23 enero, 2026

¿Fracking sí pero no aquí? Los negocios de Ecopetrol en Estados Unidos

Baudó AP

Medio Ambiente

Ecopetrol, la empresa estatal petrolera de Colombia, una de las mayores compañías del país, se asoció con la multinacional norteamericana Occidental Petroleum Company, conocida como Oxy, para perforar y explotar un yacimiento de crudo en la cuenca del Permian en los Estados Unidos.

Este negocio, que viene desde el 2019, llegó a una producción récord de cien mil barriles de crudo diarios en 2023. El 62% de ese petróleo le pertenece a Ecopetrol, lo que en teoría genera enormes ganancias para la empresa.

La magnitud de la cifra se entiende al compararla con la producción de barriles diarios en todo el territorio colombiano, que en el 2025 fue en promedio de 755 mil. 

No obstante, en años anteriores la productividad de los pozos operados por Ecopetrol y la Oxy en el Permian fue mediocre, con promedios de 3.800 barriles diarios en 2020, incrementando a 13.500 y 23.000 en 2021 y 2022 respectivamente.

Los pozos en la cuenca del Permian son yacimientos no convencionales, esto implica que la extracción del petróleo requiere de técnicas como el fracking, ampliamente cuestionada por su graves implicaciones para el medio ambiente.

El fracking -o fracturación hidráulica- es un método de perforación que usa agua u otros materiales a alta presión para fracturar las rocas y extraer de ellas petróleo y gas natural.
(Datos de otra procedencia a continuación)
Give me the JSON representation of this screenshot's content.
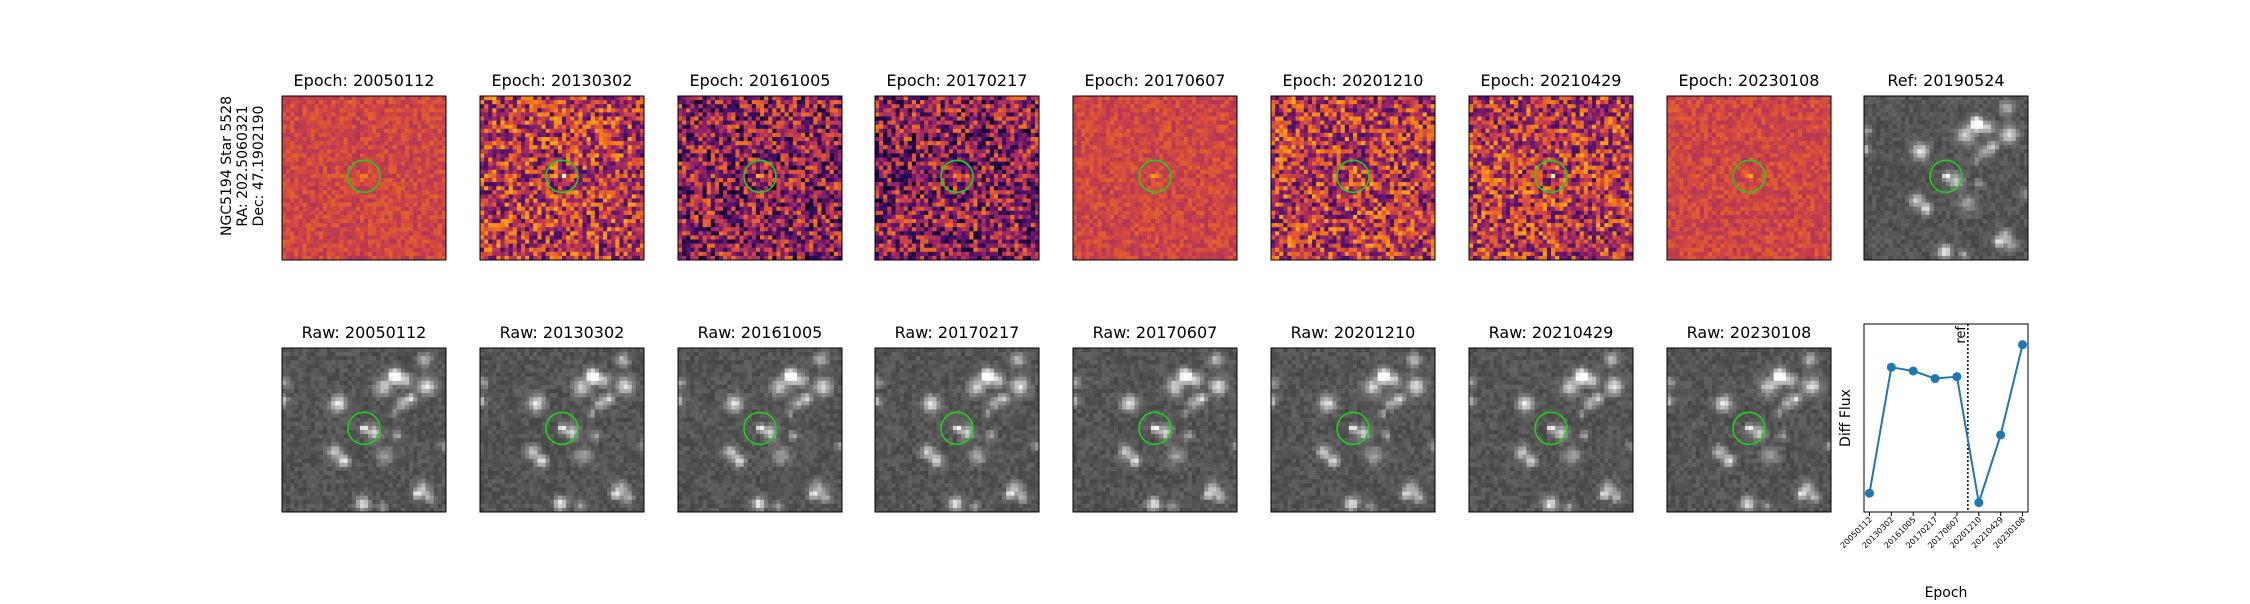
{
  "figure": {
    "target_label": [
      "NGC5194 Star 5528",
      "RA: 202.5060321",
      "Dec: 47.1902190"
    ],
    "diff_panels": [
      {
        "title": "Epoch: 20050112",
        "style": "flat"
      },
      {
        "title": "Epoch: 20130302",
        "style": "noisy"
      },
      {
        "title": "Epoch: 20161005",
        "style": "dark"
      },
      {
        "title": "Epoch: 20170217",
        "style": "dark"
      },
      {
        "title": "Epoch: 20170607",
        "style": "flat"
      },
      {
        "title": "Epoch: 20201210",
        "style": "noisy"
      },
      {
        "title": "Epoch: 20210429",
        "style": "noisy"
      },
      {
        "title": "Epoch: 20230108",
        "style": "flat"
      }
    ],
    "ref_panel": {
      "title": "Ref: 20190524"
    },
    "raw_panels": [
      {
        "title": "Raw: 20050112"
      },
      {
        "title": "Raw: 20130302"
      },
      {
        "title": "Raw: 20161005"
      },
      {
        "title": "Raw: 20170217"
      },
      {
        "title": "Raw: 20170607"
      },
      {
        "title": "Raw: 20201210"
      },
      {
        "title": "Raw: 20210429"
      },
      {
        "title": "Raw: 20230108"
      }
    ],
    "aperture_color": "#22cc22",
    "diff_colormap": "magma",
    "raw_colormap": "gray"
  },
  "chart_data": {
    "type": "line",
    "title": "",
    "xlabel": "Epoch",
    "ylabel": "Diff Flux",
    "categories": [
      "20050112",
      "20130302",
      "20161005",
      "20170217",
      "20170607",
      "20201210",
      "20210429",
      "20230108"
    ],
    "values": [
      0.05,
      0.72,
      0.7,
      0.66,
      0.67,
      0.0,
      0.36,
      0.84
    ],
    "ylim": [
      -0.05,
      0.95
    ],
    "yticks_visible": false,
    "reference_line": {
      "after_category_index": 4,
      "position": 0.5,
      "label": "ref",
      "style": "dotted"
    },
    "line_color": "#1f77b4",
    "marker": "circle",
    "grid": false
  }
}
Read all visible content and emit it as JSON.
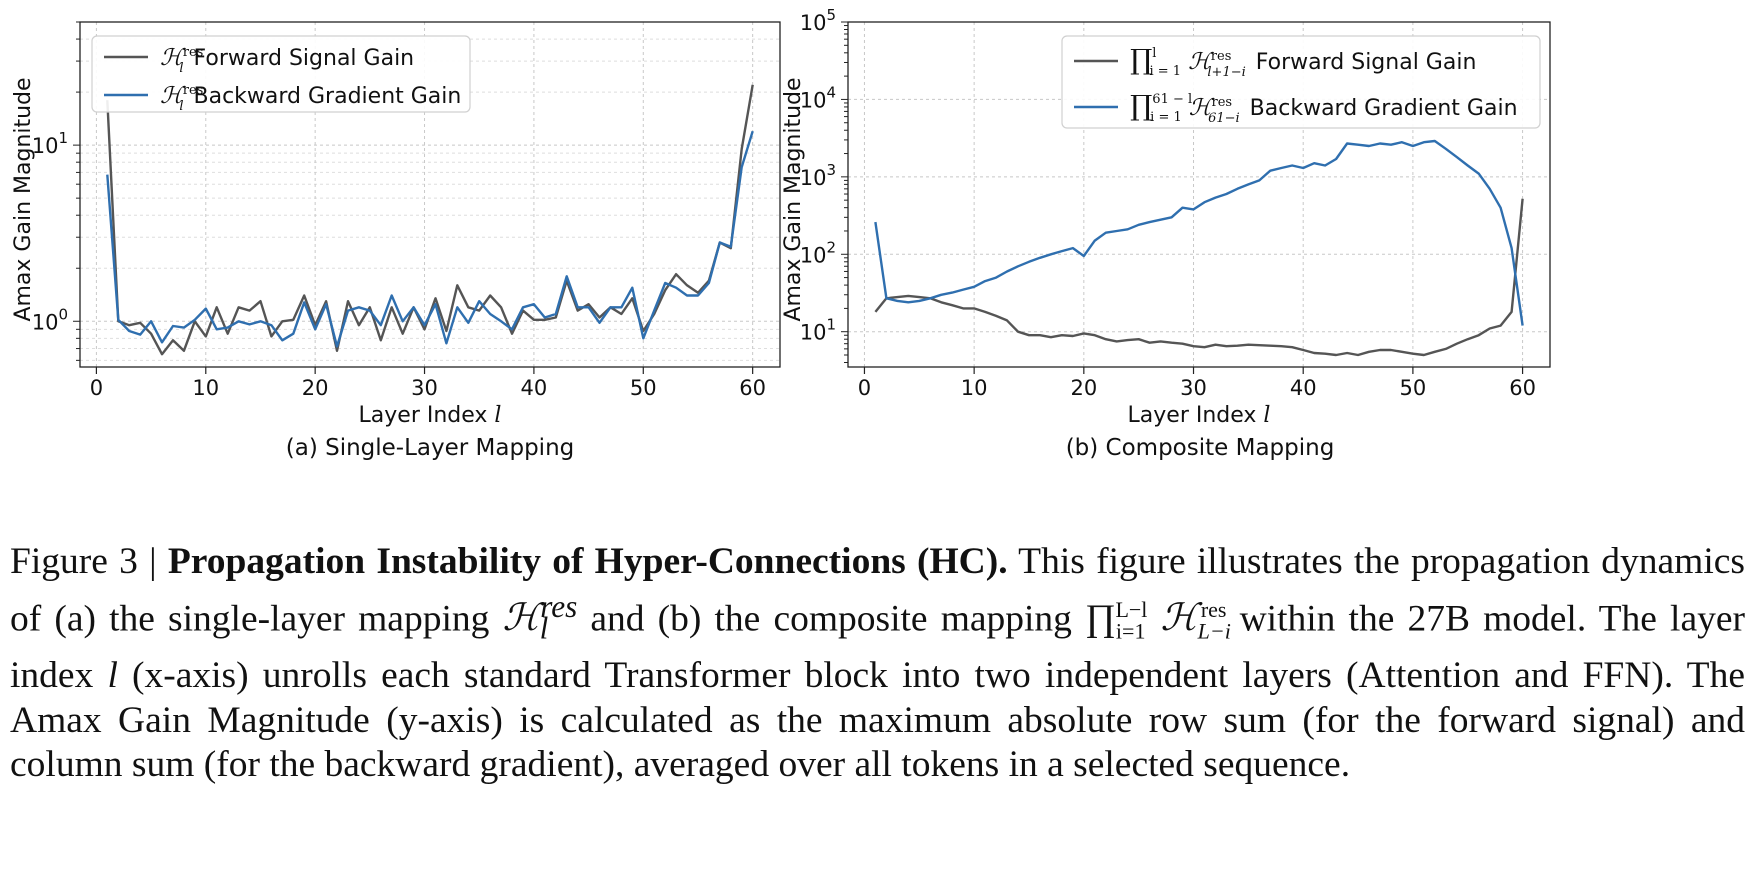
{
  "colors": {
    "forward": "#555555",
    "backward": "#2f6faf"
  },
  "chart_data": [
    {
      "type": "line",
      "subcaption": "(a) Single-Layer Mapping",
      "xlabel": "Layer Index",
      "xlabel_var": "l",
      "ylabel": "Amax Gain Magnitude",
      "yscale": "log",
      "xlim": [
        -1.5,
        62.5
      ],
      "ylim": [
        0.55,
        50
      ],
      "xticks": [
        0,
        10,
        20,
        30,
        40,
        50,
        60
      ],
      "yticks": [
        {
          "value": 1,
          "base": "10",
          "exp": "0"
        },
        {
          "value": 10,
          "base": "10",
          "exp": "1"
        }
      ],
      "grid": true,
      "legend_position": "upper-left",
      "x": [
        1,
        2,
        3,
        4,
        5,
        6,
        7,
        8,
        9,
        10,
        11,
        12,
        13,
        14,
        15,
        16,
        17,
        18,
        19,
        20,
        21,
        22,
        23,
        24,
        25,
        26,
        27,
        28,
        29,
        30,
        31,
        32,
        33,
        34,
        35,
        36,
        37,
        38,
        39,
        40,
        41,
        42,
        43,
        44,
        45,
        46,
        47,
        48,
        49,
        50,
        51,
        52,
        53,
        54,
        55,
        56,
        57,
        58,
        59,
        60
      ],
      "series": [
        {
          "name": "Forward Signal Gain",
          "legend_math": "ℋ",
          "legend_sub": "l",
          "legend_sup": "res",
          "color_key": "forward",
          "values": [
            18,
            1.0,
            0.95,
            0.98,
            0.85,
            0.65,
            0.78,
            0.68,
            1.0,
            0.82,
            1.2,
            0.85,
            1.2,
            1.15,
            1.3,
            0.82,
            1.0,
            1.02,
            1.4,
            0.95,
            1.3,
            0.68,
            1.3,
            0.95,
            1.2,
            0.78,
            1.2,
            0.85,
            1.2,
            0.9,
            1.35,
            0.88,
            1.6,
            1.2,
            1.15,
            1.4,
            1.2,
            0.85,
            1.15,
            1.02,
            1.02,
            1.05,
            1.7,
            1.15,
            1.25,
            1.05,
            1.2,
            1.1,
            1.35,
            0.88,
            1.1,
            1.5,
            1.85,
            1.6,
            1.45,
            1.7,
            2.8,
            2.6,
            9.5,
            22
          ]
        },
        {
          "name": "Backward Gradient Gain",
          "legend_math": "ℋ",
          "legend_sub": "l",
          "legend_sup": "res",
          "color_key": "backward",
          "values": [
            6.8,
            1.02,
            0.88,
            0.84,
            1.0,
            0.76,
            0.94,
            0.92,
            1.02,
            1.18,
            0.9,
            0.92,
            1.0,
            0.96,
            1.0,
            0.95,
            0.78,
            0.85,
            1.28,
            0.9,
            1.25,
            0.72,
            1.15,
            1.2,
            1.15,
            0.95,
            1.4,
            1.0,
            1.2,
            0.95,
            1.25,
            0.75,
            1.2,
            0.98,
            1.3,
            1.1,
            1.0,
            0.9,
            1.2,
            1.25,
            1.05,
            1.1,
            1.8,
            1.2,
            1.2,
            0.98,
            1.2,
            1.2,
            1.55,
            0.8,
            1.15,
            1.65,
            1.55,
            1.4,
            1.4,
            1.65,
            2.8,
            2.65,
            7.5,
            12
          ]
        }
      ]
    },
    {
      "type": "line",
      "subcaption": "(b) Composite Mapping",
      "xlabel": "Layer Index",
      "xlabel_var": "l",
      "ylabel": "Amax Gain Magnitude",
      "yscale": "log",
      "xlim": [
        -1.5,
        62.5
      ],
      "ylim": [
        3.5,
        100000
      ],
      "xticks": [
        0,
        10,
        20,
        30,
        40,
        50,
        60
      ],
      "yticks": [
        {
          "value": 10,
          "base": "10",
          "exp": "1"
        },
        {
          "value": 100,
          "base": "10",
          "exp": "2"
        },
        {
          "value": 1000,
          "base": "10",
          "exp": "3"
        },
        {
          "value": 10000,
          "base": "10",
          "exp": "4"
        },
        {
          "value": 100000,
          "base": "10",
          "exp": "5"
        }
      ],
      "grid": true,
      "legend_position": "upper-right",
      "x": [
        1,
        2,
        3,
        4,
        5,
        6,
        7,
        8,
        9,
        10,
        11,
        12,
        13,
        14,
        15,
        16,
        17,
        18,
        19,
        20,
        21,
        22,
        23,
        24,
        25,
        26,
        27,
        28,
        29,
        30,
        31,
        32,
        33,
        34,
        35,
        36,
        37,
        38,
        39,
        40,
        41,
        42,
        43,
        44,
        45,
        46,
        47,
        48,
        49,
        50,
        51,
        52,
        53,
        54,
        55,
        56,
        57,
        58,
        59,
        60
      ],
      "series": [
        {
          "name": "Forward Signal Gain",
          "legend_prod_sub": "i = 1",
          "legend_prod_sup": "l",
          "legend_math": "ℋ",
          "legend_sub": "l+1−i",
          "legend_sup": "res",
          "color_key": "forward",
          "values": [
            18,
            27,
            28,
            29,
            28,
            27,
            24,
            22,
            20,
            20,
            18,
            16,
            14,
            10,
            9,
            9,
            8.5,
            9,
            8.8,
            9.5,
            9,
            8,
            7.5,
            7.8,
            8,
            7.2,
            7.5,
            7.2,
            7,
            6.5,
            6.3,
            6.8,
            6.5,
            6.6,
            6.8,
            6.7,
            6.6,
            6.5,
            6.3,
            5.8,
            5.3,
            5.2,
            5,
            5.3,
            5,
            5.5,
            5.8,
            5.8,
            5.5,
            5.2,
            5,
            5.5,
            6,
            7,
            8,
            9,
            11,
            12,
            18,
            520
          ]
        },
        {
          "name": "Backward Gradient Gain",
          "legend_prod_sub": "i = 1",
          "legend_prod_sup": "61 − l",
          "legend_math": "ℋ",
          "legend_sub": "61−i",
          "legend_sup": "res",
          "color_key": "backward",
          "values": [
            260,
            27,
            25,
            24,
            25,
            27,
            30,
            32,
            35,
            38,
            45,
            50,
            60,
            70,
            80,
            90,
            100,
            110,
            120,
            95,
            150,
            190,
            200,
            210,
            240,
            260,
            280,
            300,
            400,
            380,
            470,
            540,
            600,
            700,
            800,
            900,
            1200,
            1300,
            1400,
            1300,
            1500,
            1400,
            1700,
            2700,
            2600,
            2500,
            2700,
            2600,
            2800,
            2500,
            2800,
            2900,
            2300,
            1800,
            1400,
            1100,
            700,
            400,
            120,
            12
          ]
        }
      ]
    }
  ],
  "caption": {
    "label": "Figure 3 | ",
    "bold": "Propagation Instability of Hyper-Connections (HC).",
    "t1": " This figure illustrates the propagation dynamics of (a) the single-layer mapping ",
    "m1": "ℋ",
    "m1_sub": "l",
    "m1_sup": "res",
    "t2": " and (b) the composite mapping ",
    "m2_prod": "∏",
    "m2_prod_sub": "i=1",
    "m2_prod_sup": "L−l",
    "m2": "ℋ",
    "m2_sub": "L−i",
    "m2_sup": "res",
    "t3": " within the 27B model. The layer index ",
    "m3": "l",
    "t4": " (x-axis) unrolls each standard Transformer block into two independent layers (Attention and FFN). The Amax Gain Magnitude (y-axis) is calculated as the maximum absolute row sum (for the forward signal) and column sum (for the backward gradient), averaged over all tokens in a selected sequence."
  }
}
Está prohibida en varios países y se la relaciona con contaminación de los acuíferos subterráneos y la ocurrencia de sismos.

El ambientalista Óscar Sampayo, de la Corporación Yariguíes y la Alianza Colombia Libre de Fracking explicó a Baudó que la mayoría de pozos del Permian dejarán de ser rentables en pocos años y además dejarán un enorme pasivo en daños ambientales. 
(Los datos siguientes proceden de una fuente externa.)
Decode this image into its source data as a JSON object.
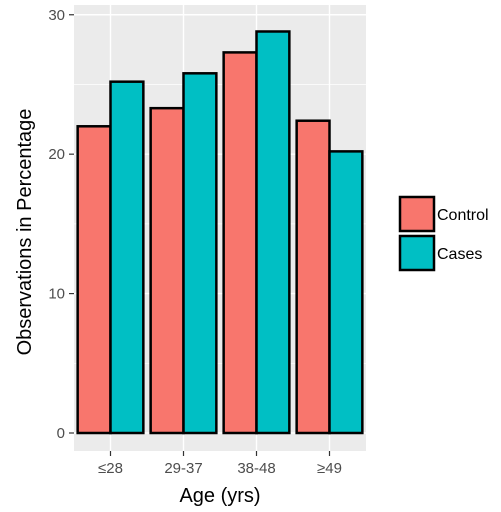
{
  "chart_data": {
    "type": "bar",
    "categories": [
      "≤28",
      "29-37",
      "38-48",
      "≥49"
    ],
    "series": [
      {
        "name": "Control",
        "values": [
          22.0,
          23.3,
          27.3,
          22.4
        ],
        "color": "#f8766d"
      },
      {
        "name": "Cases",
        "values": [
          25.2,
          25.8,
          28.8,
          20.2
        ],
        "color": "#00bfc4"
      }
    ],
    "xlabel": "Age (yrs)",
    "ylabel": "Observations in Percentage",
    "ylim": [
      0,
      30.7
    ],
    "yticks": [
      0,
      10,
      20,
      30
    ],
    "grid": true,
    "legend_position": "right",
    "panel_color": "#ebebeb",
    "bar_outline_color": "#000000"
  }
}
No sólo es un pésimo negocio para el país, sino que es una inversión contaminante y nociva.

El gobierno de Gustavo Petro ganó las elecciones en 2022 con un mandato en defensa del medio ambiente, entre su programa estuvo la oposición frontal al fracking y la promesa de transitar de la economía petrolera y extractiva hacia nuevos modelos de energías renovables.
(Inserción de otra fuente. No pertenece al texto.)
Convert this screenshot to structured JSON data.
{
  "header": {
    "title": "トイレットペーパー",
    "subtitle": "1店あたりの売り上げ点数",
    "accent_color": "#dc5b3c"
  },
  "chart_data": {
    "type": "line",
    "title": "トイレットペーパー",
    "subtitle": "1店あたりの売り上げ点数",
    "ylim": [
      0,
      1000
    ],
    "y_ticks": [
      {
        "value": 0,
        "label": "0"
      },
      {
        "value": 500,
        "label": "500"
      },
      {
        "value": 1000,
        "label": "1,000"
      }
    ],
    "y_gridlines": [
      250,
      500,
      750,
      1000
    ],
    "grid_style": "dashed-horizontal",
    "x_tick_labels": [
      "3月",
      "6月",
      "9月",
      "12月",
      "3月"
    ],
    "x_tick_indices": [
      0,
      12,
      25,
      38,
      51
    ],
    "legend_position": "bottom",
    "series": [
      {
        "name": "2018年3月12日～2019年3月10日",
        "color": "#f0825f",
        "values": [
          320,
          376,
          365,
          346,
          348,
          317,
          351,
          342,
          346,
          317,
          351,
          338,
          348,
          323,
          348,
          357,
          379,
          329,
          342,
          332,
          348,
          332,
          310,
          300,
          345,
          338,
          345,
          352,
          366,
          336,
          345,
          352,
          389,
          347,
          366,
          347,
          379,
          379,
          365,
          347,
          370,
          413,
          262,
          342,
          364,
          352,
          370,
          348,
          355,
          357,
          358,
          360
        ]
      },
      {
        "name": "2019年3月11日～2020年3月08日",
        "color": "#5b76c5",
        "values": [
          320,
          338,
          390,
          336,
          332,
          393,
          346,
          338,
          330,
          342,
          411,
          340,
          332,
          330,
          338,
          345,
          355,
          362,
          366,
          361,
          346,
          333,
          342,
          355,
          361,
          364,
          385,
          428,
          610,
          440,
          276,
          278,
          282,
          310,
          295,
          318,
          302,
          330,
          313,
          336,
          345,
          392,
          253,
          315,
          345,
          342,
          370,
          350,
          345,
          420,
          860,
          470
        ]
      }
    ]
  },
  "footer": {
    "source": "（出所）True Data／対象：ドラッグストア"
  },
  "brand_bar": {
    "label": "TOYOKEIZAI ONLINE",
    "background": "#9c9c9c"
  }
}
Por eso el presidente ha pedido públicamente que Ecopetrol venda su participación en el Permian y abandone el negocio en los Estados Unidos reinvirtiendo el dinero en proyectos de energía renovable.

Sin embargo, esto no ha ocurrido y hay una fuerte oposición al interior de la junta directiva de la compañía que, pese a ser estatal, también tiene inversionistas privados entre sus dueños. 

A este lobby se sumó un actor inesperado que ahora respalda la explotación con fracking en los Estados Unidos: la Unión Sindical Obrera (USO), el sindicato de los trabajadores de la industria petrolera, que además es uno de los más grandes y poderosos del país, ha amenazado con ir a la huelga si el Gobierno acaba con la explotación en el Permian. 

En años anteriores ese mismo sindicato se había opuesto al fracking dentro de Colombia por las graves implicaciones que este método de perforación tiene para el medio ambiente. 

Activistas en los Estados Unidos ligados a la ONG Citizens Caring for the Future (ciudadanos cuidando el futuro, en español) denuncian que la explotación con fracking en la cuenca del Permian implica riesgos de fugas de gases contaminantes y cancerígenos como el Benzeno, los óxidos del Nitrógeno y el Metano, un súper contaminante responsable del efecto invernadero que provoca el calentamiento global.

Además, añaden la expulsión de material particulado al ambiente que puede ocasionar enfermedades pulmonares y ataques cardíacos.

El experto Óscar Sampayo recordó las graves consecuencias que trae el fracking para el planeta, sin importar el país en donde se practique: “Fracking: ni aquí, ni allá”.